Check out the numbers. DLF sold 1,356 apartments in Delhi on April 7, when it launched a residential project in West Delhi by offering flats at up to 32% less than market rates. Unitech, another builder with a nationwide presence, said it sold 3,000 apartments in two months in Gurgaon, Mumbai and Chennai. Jaypee Group said it sold 5,000 apartments in Noida in three months, while BPTP claimed to have sold 4,700 flats in Faridabad in one month.

Compare that with 740 flats sold in the whole of Mumbai in the first three months of 2009 and 4,491 apartments sold in the national capital region in the same period, as quoted by a recent UBS report.

“There is a definite rise in interest among home buyers and an attractive pricing has led to bookings,” Anshul Jain, CEO of international property consultancy firm DTZ India, said. It was the cement-to-hotels conglomerate Jaypee Group that started the affordable house bandwagon in the capital region, by targeting frills and reducing apartment sizes. “We offered houses at prices 25-30% lower than market rate and that brought buyers to us,” said Rita Dixit, director of Jaiprakash Associate who oversees the group’s real estate business.

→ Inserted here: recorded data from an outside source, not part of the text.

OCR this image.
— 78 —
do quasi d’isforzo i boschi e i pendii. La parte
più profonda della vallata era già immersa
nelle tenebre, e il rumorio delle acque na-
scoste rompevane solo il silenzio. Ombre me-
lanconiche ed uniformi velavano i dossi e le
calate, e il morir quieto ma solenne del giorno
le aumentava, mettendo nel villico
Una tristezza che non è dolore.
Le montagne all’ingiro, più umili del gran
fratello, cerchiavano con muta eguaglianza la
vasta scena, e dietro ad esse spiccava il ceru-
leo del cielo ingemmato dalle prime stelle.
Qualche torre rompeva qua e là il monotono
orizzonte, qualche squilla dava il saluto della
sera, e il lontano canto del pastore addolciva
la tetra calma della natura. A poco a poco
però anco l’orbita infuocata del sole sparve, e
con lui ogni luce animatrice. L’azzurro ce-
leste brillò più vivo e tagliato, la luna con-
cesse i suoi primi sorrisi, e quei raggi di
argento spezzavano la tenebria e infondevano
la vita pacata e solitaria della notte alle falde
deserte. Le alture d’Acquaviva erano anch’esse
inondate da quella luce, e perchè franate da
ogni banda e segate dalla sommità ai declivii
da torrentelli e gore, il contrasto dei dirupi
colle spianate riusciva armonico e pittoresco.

The pick up in demand is unlikely to firm up prices soon. “It’s the end user’s market. It will be a long while before speculators get in and jack up prices,” said Unitech MD Sanjay Chandra. UBS analysts, in fact, see further erosion in prices. “The industry will still see further price cuts as higher absorption is required to clean the system of current inventory,” its analysts Suhas Harinarayan and Pankaj Sharma wrote in a sector report.

The March quarter sales accounted for just 10% of the inventory in Mumbai and Delhi, it said. At that rate, it will take another ten quarters to flush out the inventory even if there’s no fresh supply. In a separate report, Goldman Sachs analysts Vishnu Gopal and Shruti Gandhi said upward movement in prices was unlikely this financial year. “We expect that projects may continue to be launched below prevailing market rates,” they said.

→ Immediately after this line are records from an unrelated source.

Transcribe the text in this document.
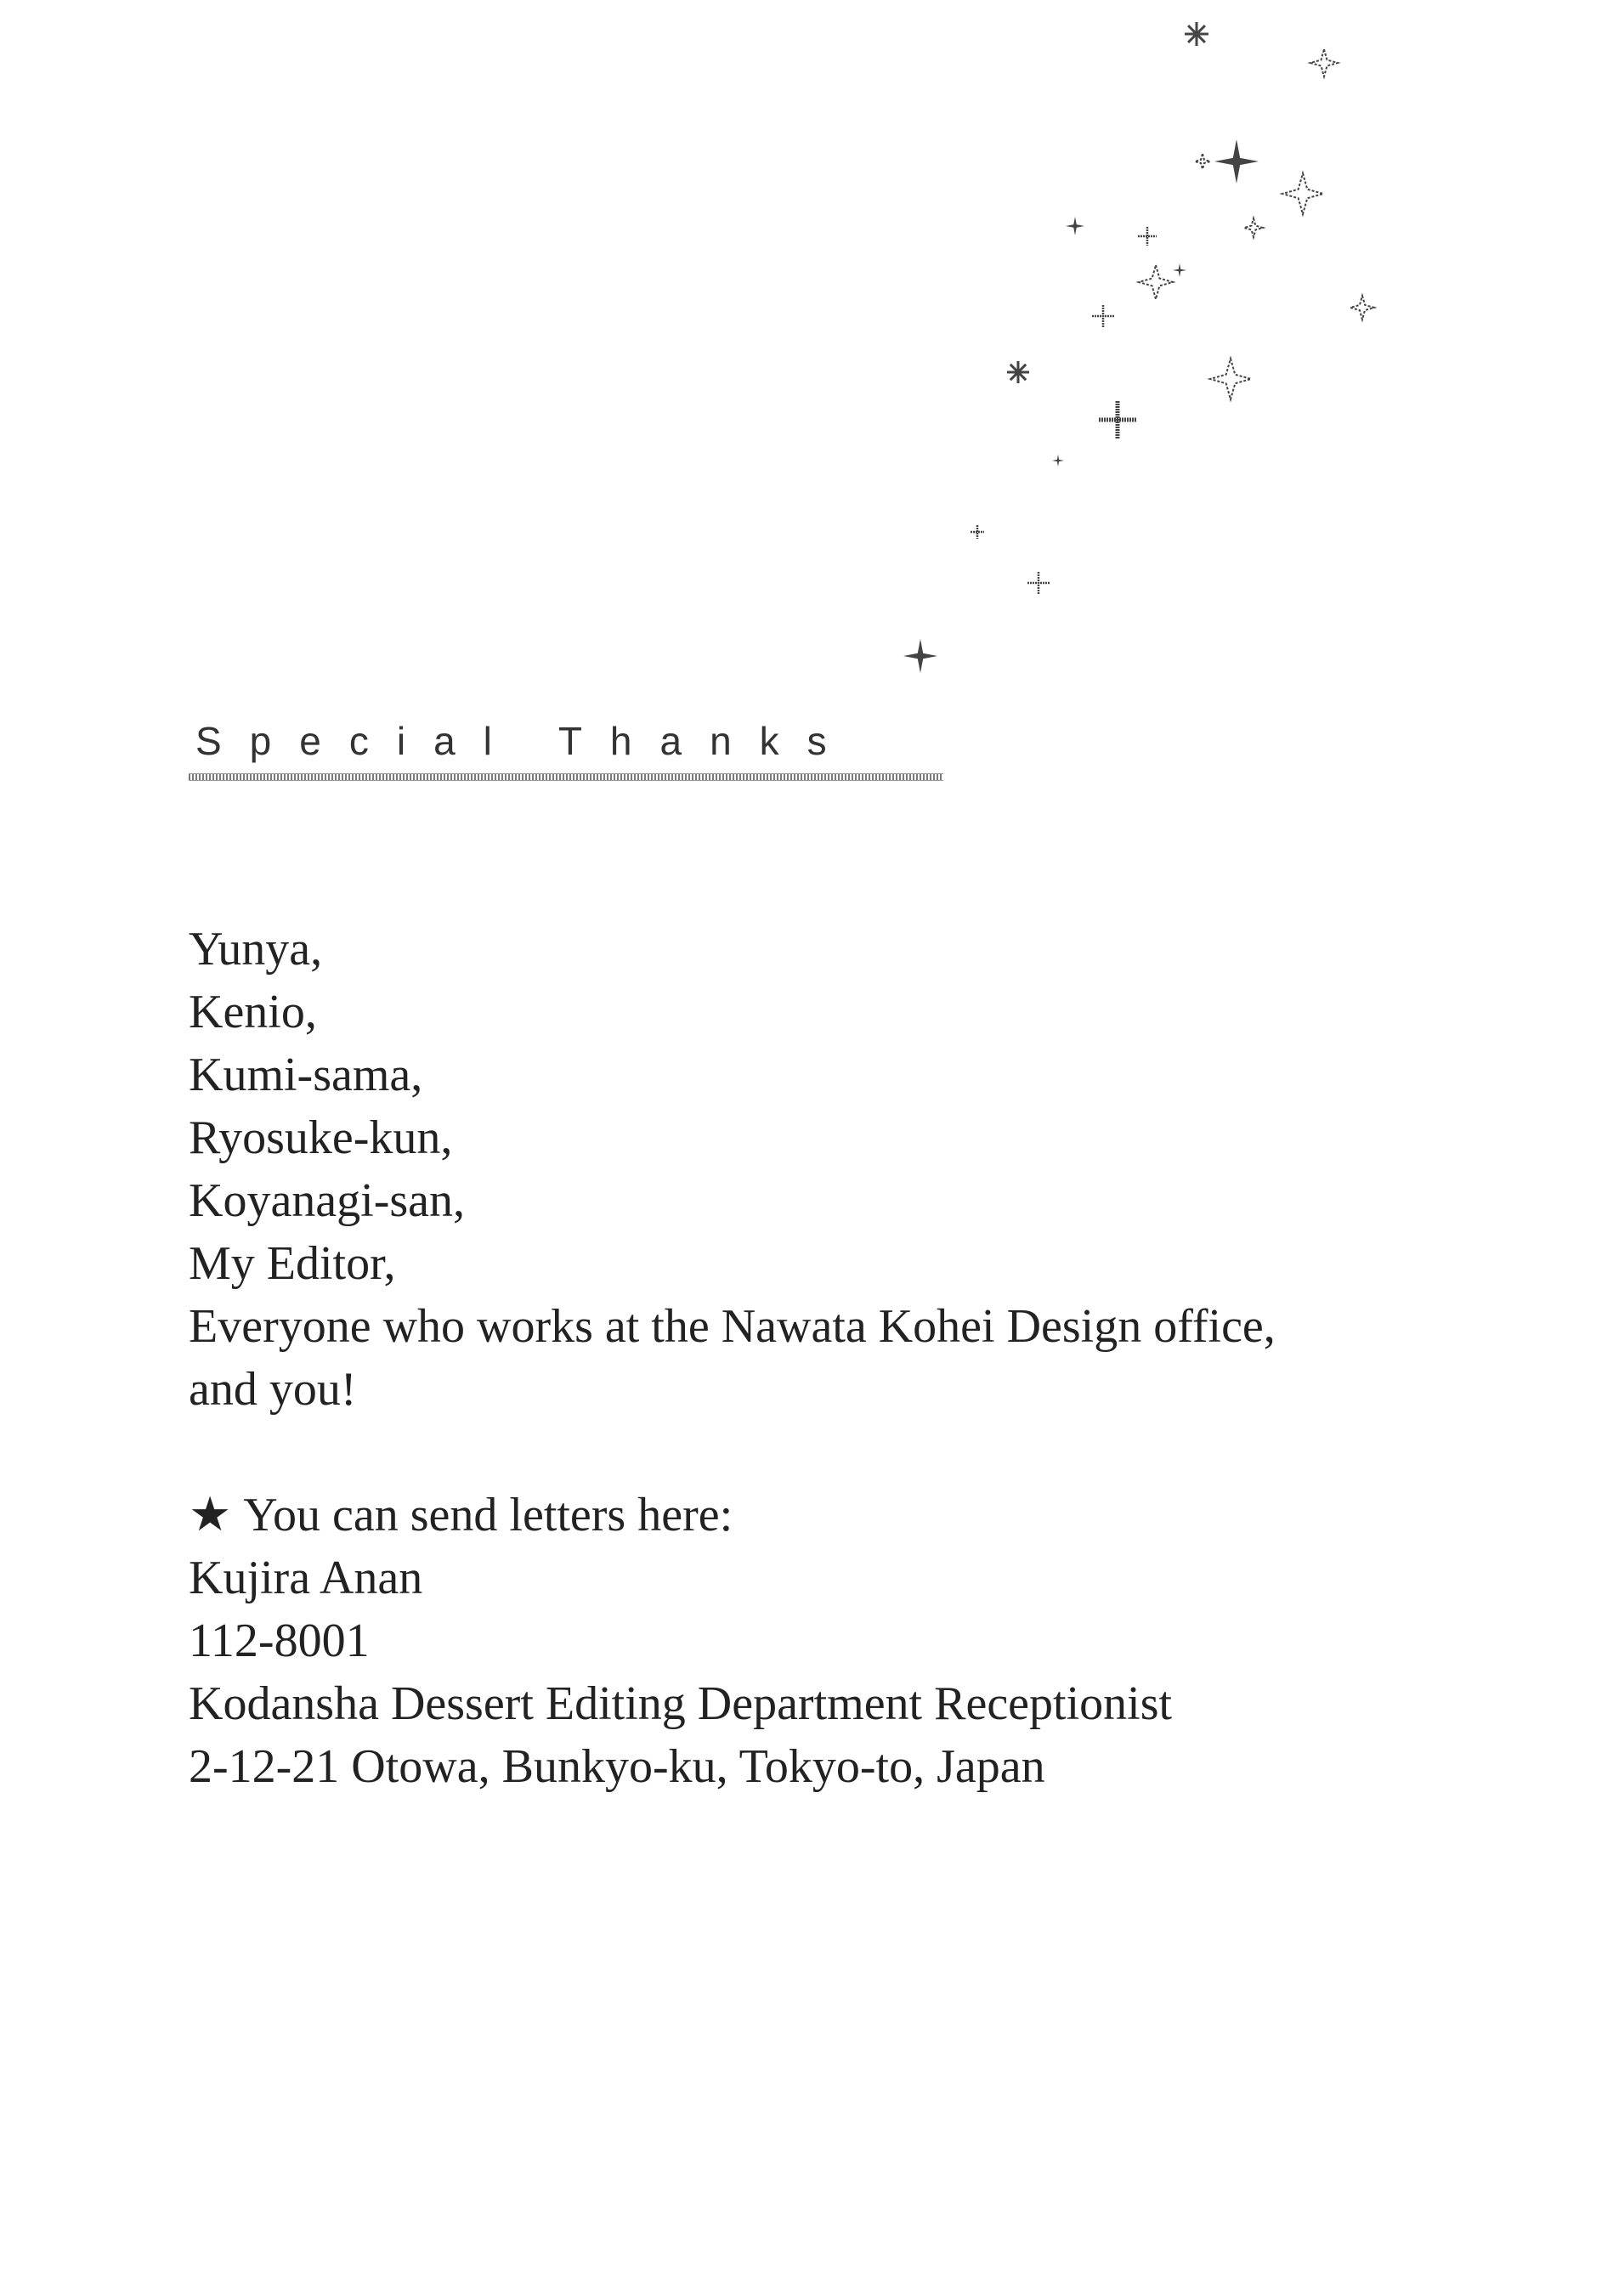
Special Thanks
Yunya,
Kenio,
Kumi-sama,
Ryosuke-kun,
Koyanagi-san,
My Editor,
Everyone who works at the Nawata Kohei Design office,
and you!
★ You can send letters here:
Kujira Anan
112-8001
Kodansha Dessert Editing Department Receptionist
2-12-21 Otowa, Bunkyo-ku, Tokyo-to, Japan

Some people, like Delhi-based Raheja Developers’ chairman Navin Raheja, however, expect the prices to firm up. “Once execution begins at the new projects and completion risk reduces, properties will start attracting higher prices,” he said, about the new projects going at discounted rates. Property prices have seen significant correction. As per Goldman Sachs, average annual fall in residential prices was 21% in Gurgaon. Prices in Bangalore, Mumbai and Hyderabad are 21%, 16% and 15% off their highs, respectively.

Mumbai suburbs Goregaon and Borivali saw apartment prices halve from their peak, while the fall was 35% at Greater Noida.